In the past, medical investigators viewed the male as representative of the human species and used men as the standard subject for research. There are deep-seated historical and cultural reasons for this, but there are practical ones as well. Society considered women – particularly those who were still in their reproductive years – too vulnerable to include in studies of new drugs and interventions. The tragedies revealed by the Nuremberg trials following World War II prompted an intense desire to protect the rights of clinical subjects in research protocols.

Scientists also considered women’s cyclical change in hormonal levels a complicating element in obtaining reliable data. To account for this variable, tests required much larger numbers of subjects. Thus, many investigators felt that including females would exhaust the research funding. Additionally, there was universal concern for the fate of an unborn child conceived during the course of a clinical trial.

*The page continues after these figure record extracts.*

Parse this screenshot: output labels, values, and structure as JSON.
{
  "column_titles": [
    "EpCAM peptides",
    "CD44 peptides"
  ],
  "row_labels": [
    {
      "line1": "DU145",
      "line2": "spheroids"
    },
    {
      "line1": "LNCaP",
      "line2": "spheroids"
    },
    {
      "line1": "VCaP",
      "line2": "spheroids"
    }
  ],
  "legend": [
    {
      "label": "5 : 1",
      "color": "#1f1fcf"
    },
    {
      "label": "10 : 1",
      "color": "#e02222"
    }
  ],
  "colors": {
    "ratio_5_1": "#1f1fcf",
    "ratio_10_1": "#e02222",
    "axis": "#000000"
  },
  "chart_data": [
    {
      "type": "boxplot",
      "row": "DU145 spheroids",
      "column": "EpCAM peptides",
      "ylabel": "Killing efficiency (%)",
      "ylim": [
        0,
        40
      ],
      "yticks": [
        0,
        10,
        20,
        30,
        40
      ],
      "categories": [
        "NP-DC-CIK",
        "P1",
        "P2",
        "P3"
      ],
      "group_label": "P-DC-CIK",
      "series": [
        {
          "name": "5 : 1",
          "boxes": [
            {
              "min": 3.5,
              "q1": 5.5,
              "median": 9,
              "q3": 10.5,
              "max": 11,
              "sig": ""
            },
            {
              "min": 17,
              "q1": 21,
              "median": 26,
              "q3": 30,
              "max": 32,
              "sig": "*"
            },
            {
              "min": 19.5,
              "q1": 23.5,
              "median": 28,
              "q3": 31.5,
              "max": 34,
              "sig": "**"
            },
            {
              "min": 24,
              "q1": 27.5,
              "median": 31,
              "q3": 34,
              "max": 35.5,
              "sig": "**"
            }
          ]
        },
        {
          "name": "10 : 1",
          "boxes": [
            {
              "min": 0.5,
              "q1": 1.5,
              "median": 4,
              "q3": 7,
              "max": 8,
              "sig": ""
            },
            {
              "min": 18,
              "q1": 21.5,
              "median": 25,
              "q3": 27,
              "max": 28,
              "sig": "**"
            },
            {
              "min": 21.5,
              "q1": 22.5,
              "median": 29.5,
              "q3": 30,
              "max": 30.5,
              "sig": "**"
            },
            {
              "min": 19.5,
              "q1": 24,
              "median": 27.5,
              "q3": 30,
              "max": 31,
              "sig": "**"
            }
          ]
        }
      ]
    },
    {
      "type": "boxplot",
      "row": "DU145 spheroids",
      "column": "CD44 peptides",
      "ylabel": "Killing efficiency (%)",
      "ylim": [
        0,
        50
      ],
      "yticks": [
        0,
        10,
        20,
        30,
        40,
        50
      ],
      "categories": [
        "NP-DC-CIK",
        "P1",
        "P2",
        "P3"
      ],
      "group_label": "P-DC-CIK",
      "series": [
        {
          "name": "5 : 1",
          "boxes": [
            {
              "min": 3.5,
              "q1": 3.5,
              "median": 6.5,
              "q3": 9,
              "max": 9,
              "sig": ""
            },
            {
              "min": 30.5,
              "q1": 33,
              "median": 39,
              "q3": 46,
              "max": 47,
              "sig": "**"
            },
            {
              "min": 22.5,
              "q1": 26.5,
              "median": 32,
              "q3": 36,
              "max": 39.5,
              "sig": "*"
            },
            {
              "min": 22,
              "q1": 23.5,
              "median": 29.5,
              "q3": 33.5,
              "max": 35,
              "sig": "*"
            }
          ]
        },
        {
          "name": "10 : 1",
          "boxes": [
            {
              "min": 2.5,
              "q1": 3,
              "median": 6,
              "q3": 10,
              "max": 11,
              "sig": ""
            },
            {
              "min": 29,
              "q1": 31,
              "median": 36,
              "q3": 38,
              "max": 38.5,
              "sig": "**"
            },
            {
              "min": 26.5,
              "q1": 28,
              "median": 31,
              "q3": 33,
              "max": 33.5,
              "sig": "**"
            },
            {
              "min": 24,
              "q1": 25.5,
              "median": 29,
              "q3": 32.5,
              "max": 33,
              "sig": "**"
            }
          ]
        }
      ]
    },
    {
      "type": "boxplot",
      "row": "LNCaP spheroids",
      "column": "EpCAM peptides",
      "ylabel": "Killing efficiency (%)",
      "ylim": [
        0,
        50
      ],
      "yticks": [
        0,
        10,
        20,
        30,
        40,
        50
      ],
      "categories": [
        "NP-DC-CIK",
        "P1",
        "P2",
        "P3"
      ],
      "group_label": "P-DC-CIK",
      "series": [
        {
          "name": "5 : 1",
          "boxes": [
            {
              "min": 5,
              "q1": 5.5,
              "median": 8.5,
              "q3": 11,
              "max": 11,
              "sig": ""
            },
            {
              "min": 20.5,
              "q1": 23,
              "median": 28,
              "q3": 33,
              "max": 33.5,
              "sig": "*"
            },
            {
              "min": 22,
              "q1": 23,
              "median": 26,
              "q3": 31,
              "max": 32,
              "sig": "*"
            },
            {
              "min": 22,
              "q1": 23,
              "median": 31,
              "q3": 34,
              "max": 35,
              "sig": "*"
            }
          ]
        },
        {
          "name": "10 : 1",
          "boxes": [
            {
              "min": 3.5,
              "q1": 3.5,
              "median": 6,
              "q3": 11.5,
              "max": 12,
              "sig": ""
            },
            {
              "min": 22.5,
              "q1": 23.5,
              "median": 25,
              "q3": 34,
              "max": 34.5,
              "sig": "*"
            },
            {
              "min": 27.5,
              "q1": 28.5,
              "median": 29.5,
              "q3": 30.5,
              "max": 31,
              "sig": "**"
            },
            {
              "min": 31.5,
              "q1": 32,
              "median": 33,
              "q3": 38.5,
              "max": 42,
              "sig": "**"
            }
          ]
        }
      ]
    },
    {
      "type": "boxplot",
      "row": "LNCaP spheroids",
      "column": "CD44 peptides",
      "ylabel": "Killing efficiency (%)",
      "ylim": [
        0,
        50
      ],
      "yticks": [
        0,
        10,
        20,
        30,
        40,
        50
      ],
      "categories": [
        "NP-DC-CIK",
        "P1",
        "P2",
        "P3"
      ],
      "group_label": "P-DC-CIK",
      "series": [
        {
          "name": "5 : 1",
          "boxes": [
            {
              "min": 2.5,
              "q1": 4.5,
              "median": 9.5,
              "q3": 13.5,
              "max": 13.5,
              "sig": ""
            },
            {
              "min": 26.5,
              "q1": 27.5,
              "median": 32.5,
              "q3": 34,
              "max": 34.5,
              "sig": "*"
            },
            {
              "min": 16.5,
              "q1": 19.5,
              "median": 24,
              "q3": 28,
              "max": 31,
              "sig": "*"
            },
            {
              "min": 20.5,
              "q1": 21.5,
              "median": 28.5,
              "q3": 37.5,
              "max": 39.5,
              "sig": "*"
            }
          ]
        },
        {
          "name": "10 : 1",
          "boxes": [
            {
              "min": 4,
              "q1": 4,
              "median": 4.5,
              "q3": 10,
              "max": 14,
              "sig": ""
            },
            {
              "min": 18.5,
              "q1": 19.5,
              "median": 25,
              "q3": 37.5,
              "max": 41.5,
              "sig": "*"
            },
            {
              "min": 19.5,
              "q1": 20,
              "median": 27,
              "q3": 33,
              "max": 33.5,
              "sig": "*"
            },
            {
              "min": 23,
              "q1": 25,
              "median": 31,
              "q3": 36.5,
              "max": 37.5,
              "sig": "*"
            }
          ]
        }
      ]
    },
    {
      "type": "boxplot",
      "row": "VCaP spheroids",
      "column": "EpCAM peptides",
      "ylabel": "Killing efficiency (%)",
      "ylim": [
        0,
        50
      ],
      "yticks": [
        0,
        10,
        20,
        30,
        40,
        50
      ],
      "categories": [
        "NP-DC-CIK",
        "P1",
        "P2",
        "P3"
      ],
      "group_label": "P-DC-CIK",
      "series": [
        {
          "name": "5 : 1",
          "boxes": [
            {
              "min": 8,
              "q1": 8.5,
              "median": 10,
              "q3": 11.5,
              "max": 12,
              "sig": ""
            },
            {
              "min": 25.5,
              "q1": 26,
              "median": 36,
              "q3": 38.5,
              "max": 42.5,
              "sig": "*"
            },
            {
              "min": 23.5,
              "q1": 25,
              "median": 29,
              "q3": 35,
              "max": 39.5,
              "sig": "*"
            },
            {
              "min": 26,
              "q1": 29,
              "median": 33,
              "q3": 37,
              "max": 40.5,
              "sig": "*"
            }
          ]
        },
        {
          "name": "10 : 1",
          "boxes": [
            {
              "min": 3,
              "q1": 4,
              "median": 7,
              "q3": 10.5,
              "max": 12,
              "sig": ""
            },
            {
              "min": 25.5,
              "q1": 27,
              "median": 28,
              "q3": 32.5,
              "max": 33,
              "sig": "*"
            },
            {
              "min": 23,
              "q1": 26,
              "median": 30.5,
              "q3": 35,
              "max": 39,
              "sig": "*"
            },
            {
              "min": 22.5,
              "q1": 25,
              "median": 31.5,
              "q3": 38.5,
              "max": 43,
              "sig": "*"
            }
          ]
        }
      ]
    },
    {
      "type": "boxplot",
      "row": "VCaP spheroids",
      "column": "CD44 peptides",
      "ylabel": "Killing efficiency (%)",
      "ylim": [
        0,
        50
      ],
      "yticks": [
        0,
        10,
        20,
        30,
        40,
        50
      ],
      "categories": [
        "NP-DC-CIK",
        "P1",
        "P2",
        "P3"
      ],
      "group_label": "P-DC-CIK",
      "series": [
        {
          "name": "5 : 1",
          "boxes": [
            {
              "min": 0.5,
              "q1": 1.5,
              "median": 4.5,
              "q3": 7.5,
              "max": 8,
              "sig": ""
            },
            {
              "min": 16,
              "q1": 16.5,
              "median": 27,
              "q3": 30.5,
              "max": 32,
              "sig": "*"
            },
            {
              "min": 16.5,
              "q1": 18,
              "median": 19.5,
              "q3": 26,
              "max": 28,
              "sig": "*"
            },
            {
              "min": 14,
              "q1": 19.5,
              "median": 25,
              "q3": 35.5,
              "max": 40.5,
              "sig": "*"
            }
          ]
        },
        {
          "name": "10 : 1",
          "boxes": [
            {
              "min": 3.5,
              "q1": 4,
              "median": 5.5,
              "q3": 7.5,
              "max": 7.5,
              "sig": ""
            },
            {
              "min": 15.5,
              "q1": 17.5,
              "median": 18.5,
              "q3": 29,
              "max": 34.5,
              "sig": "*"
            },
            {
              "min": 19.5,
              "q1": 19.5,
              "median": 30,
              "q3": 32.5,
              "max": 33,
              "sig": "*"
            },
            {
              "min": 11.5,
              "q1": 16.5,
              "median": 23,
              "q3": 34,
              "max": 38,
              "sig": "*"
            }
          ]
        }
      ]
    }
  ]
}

The decades after World War II saw an increase in women’s power in society. Their presence grew in schools, jobs, and professions that had previously been the exclusive domain of men. This spurred the growth of a united feminist movement, which among other things, put pressure on the American medical community and policy-makers to begin the clinical investigation of women, as separate from men, and to include them in medical trials.

The paradigm shifted from protecting women’s health by excluding them, to protecting their health by investigating their unique physiology. While the scientific community initially met this with significant resistance, the result was an unexpectedly rich discovery of remarkable differences in the physiology of women and men and in their experience of the same diseases.

In the last two decades, women’s health has grown from focusing on “bikini medicine” – the breasts and reproductive organs – to considering the complete female anatomy. Beginning with studies done on the heart, scientists have discovered significant differences between men and women. Studies show that females not only have different bodies, but they react differently to treatments.